The data processing and presentation of results were carried out using computer software (NVivo) which could have programming limitations to the user, and that could affect the analysis; thus, we augmented the computerised procedure with manual coding.

Also, the study mainly reported on participants’ opinions, and it is assumed that personal views are subjective. The interviews with healthcare providers and the FGD sessions were also conducted in the local language (“Dagaare”) and transcribed and translated into English by the researcher; although Dagaare is the mother tongue of the researcher, the processing stages could have flaws regarding language appreciation and interpretation errors which may affect the original intent of the participants. However, the validation of the transcripts and by language experts means that possible errors were minimised in the results. Summarised themes were also checked by participants who were then used to reflect on the interpretation, thereby reduced researchers’ intuition and personal judgements of results.

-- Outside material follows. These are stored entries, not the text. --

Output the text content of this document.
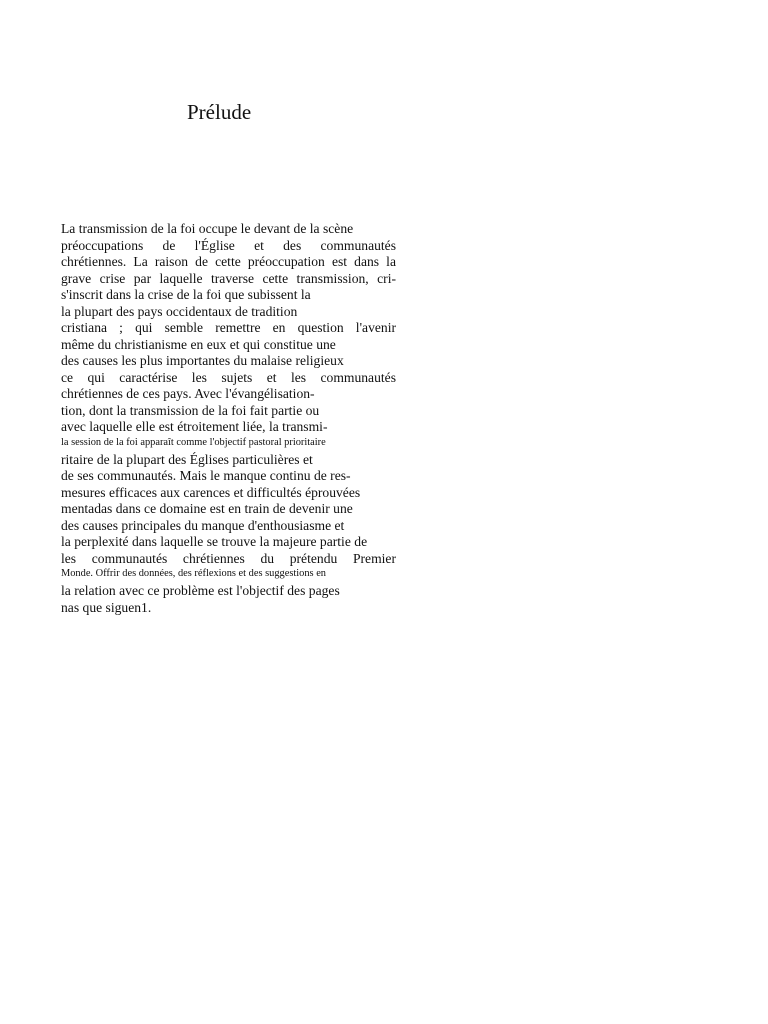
Prélude
La transmission de la foi occupe le devant de la scène
préoccupations de l'Église et des communautés
chrétiennes. La raison de cette préoccupation est dans la
grave crise par laquelle traverse cette transmission, cri-
s'inscrit dans la crise de la foi que subissent la
la plupart des pays occidentaux de tradition
cristiana ; qui semble remettre en question l'avenir
même du christianisme en eux et qui constitue une
des causes les plus importantes du malaise religieux
ce qui caractérise les sujets et les communautés
chrétiennes de ces pays. Avec l'évangélisation-
tion, dont la transmission de la foi fait partie ou
avec laquelle elle est étroitement liée, la transmi-
la session de la foi apparaît comme l'objectif pastoral prioritaire
ritaire de la plupart des Églises particulières et
de ses communautés. Mais le manque continu de res-
mesures efficaces aux carences et difficultés éprouvées
mentadas dans ce domaine est en train de devenir une
des causes principales du manque d'enthousiasme et
la perplexité dans laquelle se trouve la majeure partie de
les communautés chrétiennes du prétendu Premier
Monde. Offrir des données, des réflexions et des suggestions en
la relation avec ce problème est l'objectif des pages
nas que siguen1.
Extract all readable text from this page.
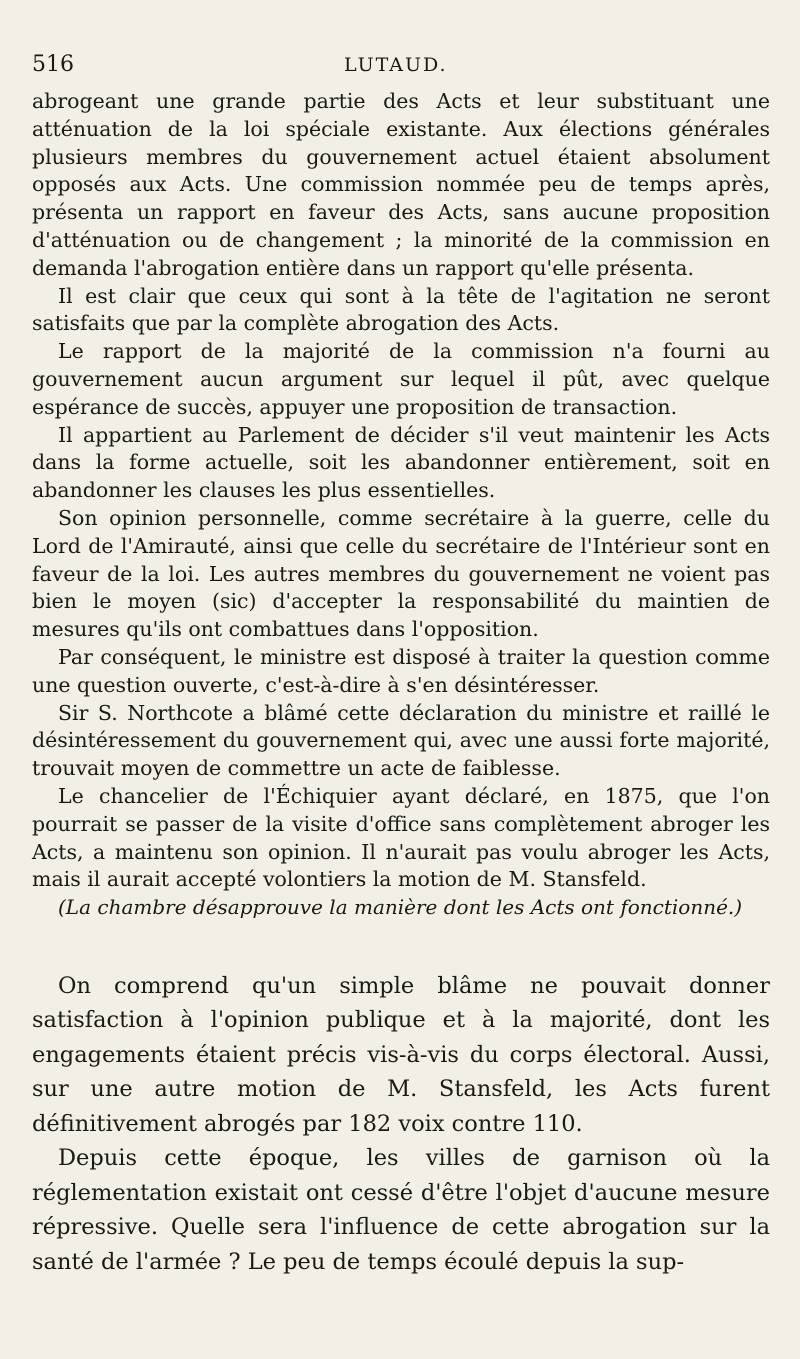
516	LUTAUD.

abrogeant une grande partie des Acts et leur substituant une atténuation de la loi spéciale existante. Aux élections générales plusieurs membres du gouvernement actuel étaient absolument opposés aux Acts. Une commission nommée peu de temps après, présenta un rapport en faveur des Acts, sans aucune proposition d'atténuation ou de changement ; la minorité de la commission en demanda l'abrogation entière dans un rapport qu'elle présenta.

Il est clair que ceux qui sont à la tête de l'agitation ne seront satisfaits que par la complète abrogation des Acts.

Le rapport de la majorité de la commission n'a fourni au gouvernement aucun argument sur lequel il pût, avec quelque espérance de succès, appuyer une proposition de transaction.

Il appartient au Parlement de décider s'il veut maintenir les Acts dans la forme actuelle, soit les abandonner entièrement, soit en abandonner les clauses les plus essentielles.

Son opinion personnelle, comme secrétaire à la guerre, celle du Lord de l'Amirauté, ainsi que celle du secrétaire de l'Intérieur sont en faveur de la loi. Les autres membres du gouvernement ne voient pas bien le moyen (sic) d'accepter la responsabilité du maintien de mesures qu'ils ont combattues dans l'opposition.

Par conséquent, le ministre est disposé à traiter la question comme une question ouverte, c'est-à-dire à s'en désintéresser.

Sir S. Northcote a blâmé cette déclaration du ministre et raillé le désintéressement du gouvernement qui, avec une aussi forte majorité, trouvait moyen de commettre un acte de faiblesse.

Le chancelier de l'Échiquier ayant déclaré, en 1875, que l'on pourrait se passer de la visite d'office sans complètement abroger les Acts, a maintenu son opinion. Il n'aurait pas voulu abroger les Acts, mais il aurait accepté volontiers la motion de M. Stansfeld.

(La chambre désapprouve la manière dont les Acts ont fonctionné.)

On comprend qu'un simple blâme ne pouvait donner satisfaction à l'opinion publique et à la majorité, dont les engagements étaient précis vis-à-vis du corps électoral. Aussi, sur une autre motion de M. Stansfeld, les Acts furent définitivement abrogés par 182 voix contre 110.

Depuis cette époque, les villes de garnison où la réglementation existait ont cessé d'être l'objet d'aucune mesure répressive. Quelle sera l'influence de cette abrogation sur la santé de l'armée ? Le peu de temps écoulé depuis la sup-
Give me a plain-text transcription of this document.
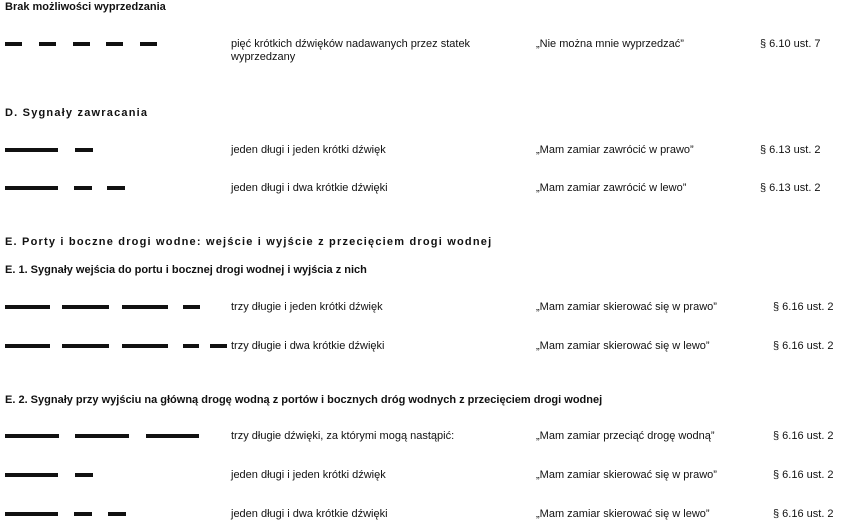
Brak możliwości wyprzedzania
pięć krótkich dźwięków nadawanych przez statek wyprzedzany
„Nie można mnie wyprzedzać”	§ 6.10 ust. 7
D. Sygnały zawracania
jeden długi i jeden krótki dźwięk	„Mam zamiar zawrócić w prawo”	§ 6.13 ust. 2
jeden długi i dwa krótkie dźwięki	„Mam zamiar zawrócić w lewo”	§ 6.13 ust. 2
E. Porty i boczne drogi wodne: wejście i wyjście z przecięciem drogi wodnej
E. 1. Sygnały wejścia do portu i bocznej drogi wodnej i wyjścia z nich
trzy długie i jeden krótki dźwięk	„Mam zamiar skierować się w prawo”	§ 6.16 ust. 2
trzy długie i dwa krótkie dźwięki	„Mam zamiar skierować się w lewo”	§ 6.16 ust. 2
E. 2. Sygnały przy wyjściu na główną drogę wodną z portów i bocznych dróg wodnych z przecięciem drogi wodnej
trzy długie dźwięki, za którymi mogą nastąpić:	„Mam zamiar przeciąć drogę wodną”	§ 6.16 ust. 2
jeden długi i jeden krótki dźwięk	„Mam zamiar skierować się w prawo”	§ 6.16 ust. 2
jeden długi i dwa krótkie dźwięki	„Mam zamiar skierować się w lewo”	§ 6.16 ust. 2
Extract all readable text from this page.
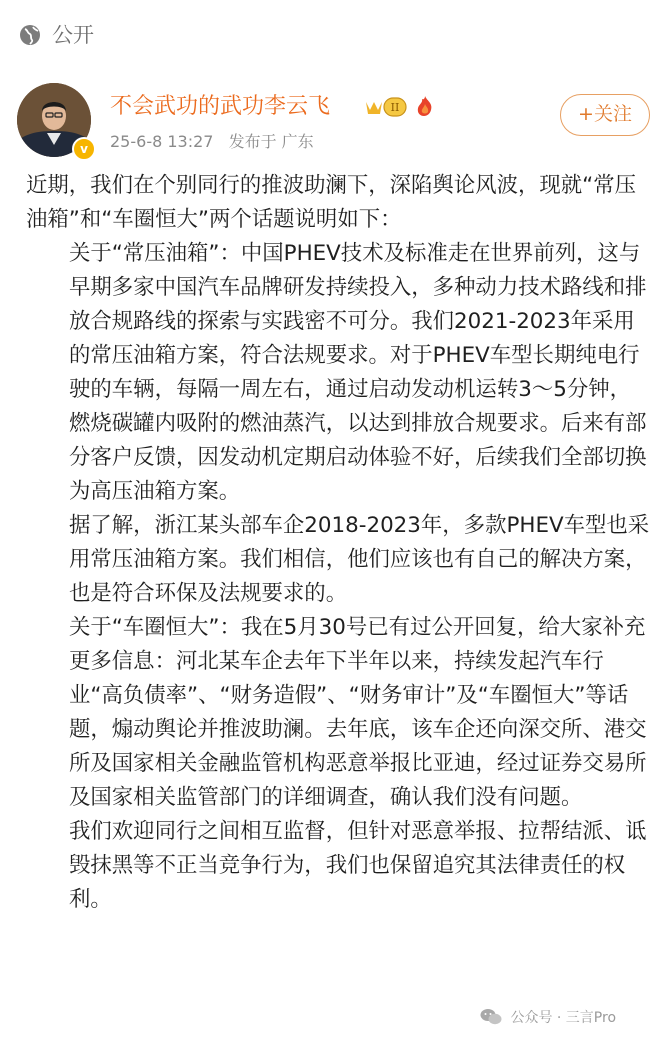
公开
v
不会武功的武功李云飞	II
25-6-8 13:27 发布于 广东
+关注

近期，我们在个别同行的推波助澜下，深陷舆论风波，现就“常压油箱”和“车圈恒大”两个话题说明如下：

关于“常压油箱”：中国PHEV技术及标准走在世界前列，这与早期多家中国汽车品牌研发持续投入，多种动力技术路线和排放合规路线的探索与实践密不可分。我们2021-2023年采用的常压油箱方案，符合法规要求。对于PHEV车型长期纯电行驶的车辆，每隔一周左右，通过启动发动机运转3～5分钟，燃烧碳罐内吸附的燃油蒸汽，以达到排放合规要求。后来有部分客户反馈，因发动机定期启动体验不好，后续我们全部切换为高压油箱方案。

据了解，浙江某头部车企2018-2023年，多款PHEV车型也采用常压油箱方案。我们相信，他们应该也有自己的解决方案，也是符合环保及法规要求的。

关于“车圈恒大”：我在5月30号已有过公开回复，给大家补充更多信息：河北某车企去年下半年以来，持续发起汽车行业“高负债率”、“财务造假”、“财务审计”及“车圈恒大”等话题，煽动舆论并推波助澜。去年底，该车企还向深交所、港交所及国家相关金融监管机构恶意举报比亚迪，经过证券交易所及国家相关监管部门的详细调查，确认我们没有问题。

我们欢迎同行之间相互监督，但针对恶意举报、拉帮结派、诋毁抹黑等不正当竞争行为，我们也保留追究其法律责任的权利。

公众号 · 三言Pro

There may be some concerns raised over the shared ethnic and cultural background of participants and the researcher, and the potential for this to bias results. The potential adverse effects of the common background were addressed through proactive measures, including gathering data from multiple sources using multiple methods to facilitate triangulation. It helped to eliminate any potential biases in the results.

Conclusion

This paper focused on rural community-level barriers to seeking care related to obstetric complications and delivery. We found that many of these barriers were associated with the beliefs and actions of men, particularly husbands, and other members of communities, especially older members. Seeking timely and appropriate maternity care with the full support of husbands/partners is more than a family issue; it is a cultural issue. National, regional and local initiatives are required to address each of these cultural barriers, with an emphasis on community sensitisation programs tailored to men and opinion leaders for maximum impact.